Again, what shall we do with the Flood account? We are told precisely what day the Flood began (Gen. 7:6, 11), which was, according to the Biblical genealogies, in the 1,656th year of the world. And we are told how long the waters “prevailed” upon the earth and the extent of this terrible judgment. I bring this up not to switch subjects but to say that we have similar problems here as in the Creation account. Our scientists (some of them good and faithful evangelicals) tell us that there is absolutely no evidence of a universal flood. They assure us the flood could not have happened in the year 1,656 after the creation of Adam because the “geological evidence” makes this an impossibility. They say the Flood must have been a local disaster, confined to the Mesopotamian area.
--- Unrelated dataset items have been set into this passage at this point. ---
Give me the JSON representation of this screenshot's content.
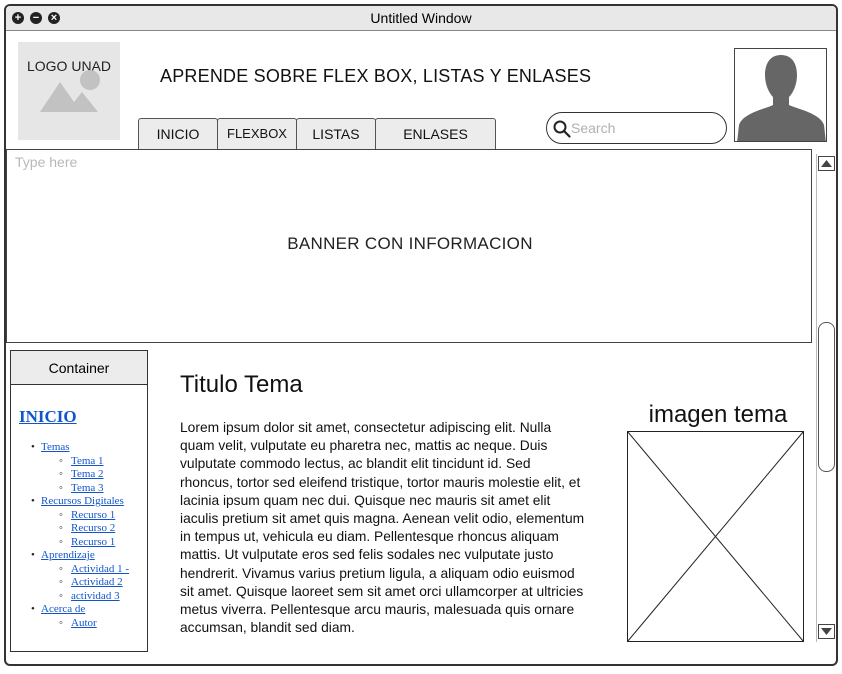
{
  "window": {
    "title": "Untitled Window"
  },
  "header": {
    "logo_text": "LOGO UNAD",
    "heading": "APRENDE SOBRE FLEX BOX, LISTAS Y ENLASES"
  },
  "tabs": [
    {
      "label": "INICIO"
    },
    {
      "label": "FLEXBOX"
    },
    {
      "label": "LISTAS"
    },
    {
      "label": "ENLASES"
    }
  ],
  "search": {
    "placeholder": "Search"
  },
  "banner": {
    "placeholder": "Type here",
    "text": "BANNER CON INFORMACION"
  },
  "sidebar": {
    "header": "Container",
    "title": "INICIO",
    "groups": [
      {
        "label": "Temas",
        "items": [
          "Tema 1",
          "Tema 2",
          "Tema 3"
        ]
      },
      {
        "label": "Recursos Digitales",
        "items": [
          "Recurso 1",
          "Recurso 2",
          "Recurso 1"
        ]
      },
      {
        "label": "Aprendizaje",
        "items": [
          "Actividad 1 -",
          "Actividad 2",
          "actividad 3"
        ]
      },
      {
        "label": "Acerca de",
        "items": [
          "Autor"
        ]
      }
    ]
  },
  "main": {
    "title": "Titulo Tema",
    "body": "Lorem ipsum dolor sit amet, consectetur adipiscing elit. Nulla quam velit, vulputate eu pharetra nec, mattis ac neque. Duis vulputate commodo lectus, ac blandit elit tincidunt id. Sed rhoncus, tortor sed eleifend tristique, tortor mauris molestie elit, et lacinia ipsum quam nec dui. Quisque nec mauris sit amet elit iaculis pretium sit amet quis magna. Aenean velit odio, elementum in tempus ut, vehicula eu diam. Pellentesque rhoncus aliquam mattis. Ut vulputate eros sed felis sodales nec vulputate justo hendrerit. Vivamus varius pretium ligula, a aliquam odio euismod sit amet. Quisque laoreet sem sit amet orci ullamcorper at ultricies metus viverra. Pellentesque arcu mauris, malesuada quis ornare accumsan, blandit sed diam.",
    "image_title": "imagen tema"
  },
  "icons": {
    "window_close": "close-icon",
    "window_minimize": "minimize-icon",
    "window_maximize": "maximize-icon",
    "search": "search-icon",
    "avatar": "user-silhouette-icon",
    "logo": "image-placeholder-icon",
    "scroll_up": "arrow-up-icon",
    "scroll_down": "arrow-down-icon"
  }
}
Not to be disrespectful (and I am certainly no scientist), but I have a few questions: How can water “stand” (15 cubits “higher than the mountains”) for 150 days if the Flood was only “local”? And if the Flood was “local,” why did Noah have to build the ark to escape it? And why take all those animals on board? God told him the Flood was coming 120 years before the event, plenty of time to migrate to higher ground, it seems to me. If, however, we follow your assumptions regarding science and Genesis 1, are we not equally bound to re-interpret Genesis 6–9 in light of the scientific “evidence”?
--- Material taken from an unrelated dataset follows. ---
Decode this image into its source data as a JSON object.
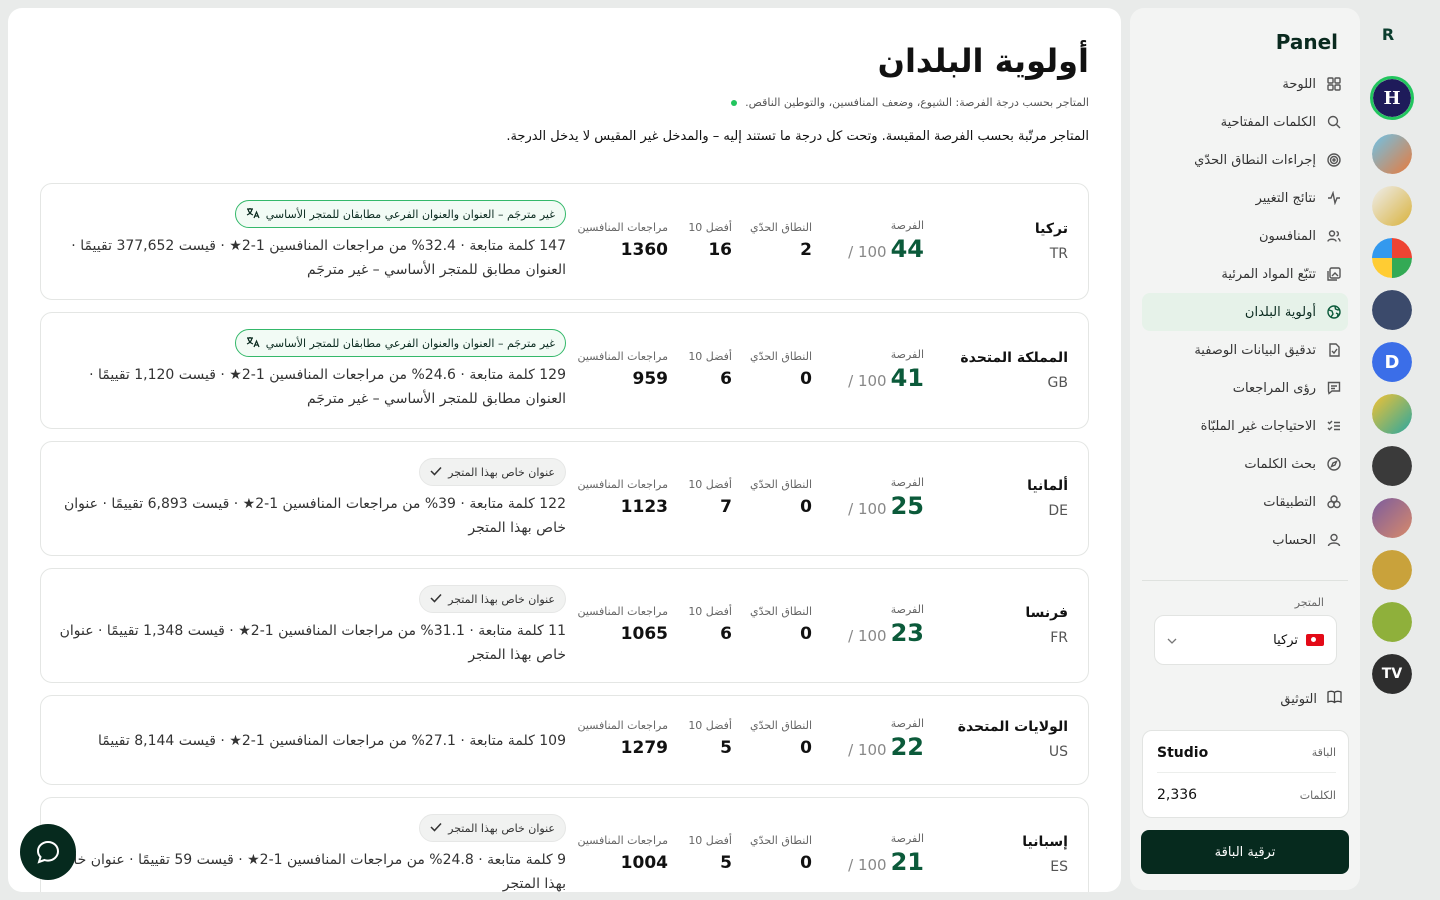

Indeed, what is to prevent someone from doing this with the account of the Lord’s resurrection? Science says that’s impossible. I know you would not want to go so far, but my point is that the assumptions that call for a rejection of the traditional view of Genesis 1 can be taken that far. If the claims of Genesis 1 are not true, why are the claims of John 20 true?
It seems that rejecting the traditional reading of Genesis 1 leaves us with far more problems than we have taking the text as a straightforward historical account. Accepting scientific theories as authoritative seriously threatens the integrity of Scripture. If contradicting the observations of science places Biblical teachings in doubt, then most of the claims of historic Christianity must of necessity be classified as “doubtful.”
In the end, we must make a choice: Believe God’s Word and live with a few “scientific dilemmas” for the present or embrace the word of the scientists and spend our lives in the impossible task of reconciling their unprovable theories with the text of the Bible. I happily take the former position and promise to be stubbornly insistent that you rejoin me!
Please give my love to Meredith, Jack, and Bruce. May the Lord continue to bless your ministry for our Creator and Redeemer.